Continuing the narration of Ariosto's Furioso, Brusantini connected the events of Angelica, separated from Medoro by the intervention of the sorceress Alcina, with those of Ruggero and Bradamante. To the latter Brusantini gave particular importance, with a clear encomiastic intention: the son of Ruggero and Bradamante is in fact celebrated by him as the progenitor of the Este lineage.

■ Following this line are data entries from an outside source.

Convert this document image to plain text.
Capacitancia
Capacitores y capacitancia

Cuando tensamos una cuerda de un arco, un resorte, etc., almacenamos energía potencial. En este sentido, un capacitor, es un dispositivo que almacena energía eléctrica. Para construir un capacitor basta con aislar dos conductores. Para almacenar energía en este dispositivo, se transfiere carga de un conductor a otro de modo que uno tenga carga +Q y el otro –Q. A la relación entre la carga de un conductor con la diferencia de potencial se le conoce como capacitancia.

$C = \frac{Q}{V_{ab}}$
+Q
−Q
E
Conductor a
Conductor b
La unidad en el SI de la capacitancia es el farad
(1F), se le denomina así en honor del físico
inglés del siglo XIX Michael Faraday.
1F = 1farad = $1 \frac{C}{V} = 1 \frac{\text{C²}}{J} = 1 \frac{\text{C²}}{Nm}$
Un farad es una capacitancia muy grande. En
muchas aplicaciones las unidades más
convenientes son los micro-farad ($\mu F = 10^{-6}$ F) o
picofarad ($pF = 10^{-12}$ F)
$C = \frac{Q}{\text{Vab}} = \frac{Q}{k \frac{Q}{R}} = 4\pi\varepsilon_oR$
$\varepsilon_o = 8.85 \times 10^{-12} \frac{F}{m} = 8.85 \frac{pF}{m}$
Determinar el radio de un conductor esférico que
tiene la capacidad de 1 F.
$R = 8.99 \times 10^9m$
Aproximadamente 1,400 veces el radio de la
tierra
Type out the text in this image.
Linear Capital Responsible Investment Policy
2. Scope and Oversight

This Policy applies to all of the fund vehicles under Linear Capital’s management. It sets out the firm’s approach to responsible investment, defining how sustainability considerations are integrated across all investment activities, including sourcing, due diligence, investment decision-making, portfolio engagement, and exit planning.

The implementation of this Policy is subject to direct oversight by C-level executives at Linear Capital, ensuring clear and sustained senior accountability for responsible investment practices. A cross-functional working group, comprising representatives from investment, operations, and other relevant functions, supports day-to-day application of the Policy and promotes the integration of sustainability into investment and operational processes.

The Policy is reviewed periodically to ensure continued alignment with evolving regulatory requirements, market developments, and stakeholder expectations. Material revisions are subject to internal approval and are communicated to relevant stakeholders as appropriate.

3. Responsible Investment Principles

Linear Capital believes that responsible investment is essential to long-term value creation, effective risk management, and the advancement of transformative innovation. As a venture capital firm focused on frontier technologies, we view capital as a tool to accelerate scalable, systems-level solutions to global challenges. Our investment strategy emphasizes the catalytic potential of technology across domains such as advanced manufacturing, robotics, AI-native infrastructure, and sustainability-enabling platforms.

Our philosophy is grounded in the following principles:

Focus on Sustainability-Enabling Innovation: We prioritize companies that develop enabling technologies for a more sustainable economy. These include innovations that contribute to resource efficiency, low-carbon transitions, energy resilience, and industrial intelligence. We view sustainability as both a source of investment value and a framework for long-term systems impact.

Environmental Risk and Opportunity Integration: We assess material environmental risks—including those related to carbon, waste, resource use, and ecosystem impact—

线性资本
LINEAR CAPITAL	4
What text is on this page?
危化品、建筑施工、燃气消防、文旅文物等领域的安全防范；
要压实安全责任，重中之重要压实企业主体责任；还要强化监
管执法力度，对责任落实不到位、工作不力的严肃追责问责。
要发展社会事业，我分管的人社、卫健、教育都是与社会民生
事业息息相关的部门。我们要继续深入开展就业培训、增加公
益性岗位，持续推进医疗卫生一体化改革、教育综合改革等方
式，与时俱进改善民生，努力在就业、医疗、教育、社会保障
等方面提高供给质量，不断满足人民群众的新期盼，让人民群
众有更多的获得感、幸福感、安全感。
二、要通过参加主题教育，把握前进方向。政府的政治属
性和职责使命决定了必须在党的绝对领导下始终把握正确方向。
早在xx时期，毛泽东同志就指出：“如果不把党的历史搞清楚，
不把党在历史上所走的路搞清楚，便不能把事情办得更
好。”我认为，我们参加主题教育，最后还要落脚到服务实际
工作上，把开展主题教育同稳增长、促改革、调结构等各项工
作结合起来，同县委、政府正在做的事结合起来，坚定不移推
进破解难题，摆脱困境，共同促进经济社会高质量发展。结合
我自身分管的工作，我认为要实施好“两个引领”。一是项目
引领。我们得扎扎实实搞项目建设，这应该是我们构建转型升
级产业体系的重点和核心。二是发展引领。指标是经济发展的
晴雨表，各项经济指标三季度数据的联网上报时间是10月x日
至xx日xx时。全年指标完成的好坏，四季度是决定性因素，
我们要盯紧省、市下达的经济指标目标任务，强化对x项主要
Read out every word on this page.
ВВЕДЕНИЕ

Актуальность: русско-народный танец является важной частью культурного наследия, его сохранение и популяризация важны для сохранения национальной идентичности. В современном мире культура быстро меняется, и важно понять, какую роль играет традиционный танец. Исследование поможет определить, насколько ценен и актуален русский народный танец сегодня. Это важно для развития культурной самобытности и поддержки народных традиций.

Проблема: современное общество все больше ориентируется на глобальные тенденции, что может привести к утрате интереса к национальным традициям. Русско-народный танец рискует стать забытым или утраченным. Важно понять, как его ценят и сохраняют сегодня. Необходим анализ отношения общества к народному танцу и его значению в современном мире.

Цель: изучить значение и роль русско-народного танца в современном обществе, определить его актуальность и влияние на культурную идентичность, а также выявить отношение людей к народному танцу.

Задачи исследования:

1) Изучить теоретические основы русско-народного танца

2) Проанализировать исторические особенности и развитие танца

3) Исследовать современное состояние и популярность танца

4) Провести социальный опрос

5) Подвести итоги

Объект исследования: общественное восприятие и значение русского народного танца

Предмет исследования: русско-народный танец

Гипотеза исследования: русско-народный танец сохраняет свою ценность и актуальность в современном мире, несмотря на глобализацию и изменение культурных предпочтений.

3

Vincenzo Brusantini (or Brusantino) was born in Ferrara in the early decades of the 16th century. Very little biographical information is known about him. A man of letters, he was a friend and correspondent of Pietro Aretino, but had no luck in his career as court poet. He went to Rome in search of ecclesiastical benefits, but received none and instead ended up in prison for reasons that remain obscure to this day. He regained his freedom and wandered around Italy in search of accommodation, which he finally found in Ferrara at the court of Ercole II d'Este. In 1554, Marcolini printed Brusantini's second literary work (Le cento novelle da messer Vincenzo Brugiantino dette in ottava rima), an octava rima version of Boccaccio's Decameron, dedicated to the Duke of Parma, Ottavio Farnese. Brusantini died in Ferrara around 1570 (cf. Brusantini, Vincenzo, in: “Dizionario Biografico degli Italiani”, vol. 14, Rome, 1972, s.v.).
BMCSTC Italian, p. 129; Edit 16, CNCE7740; Casali, Op. cit., pp. 251-251, no. 100.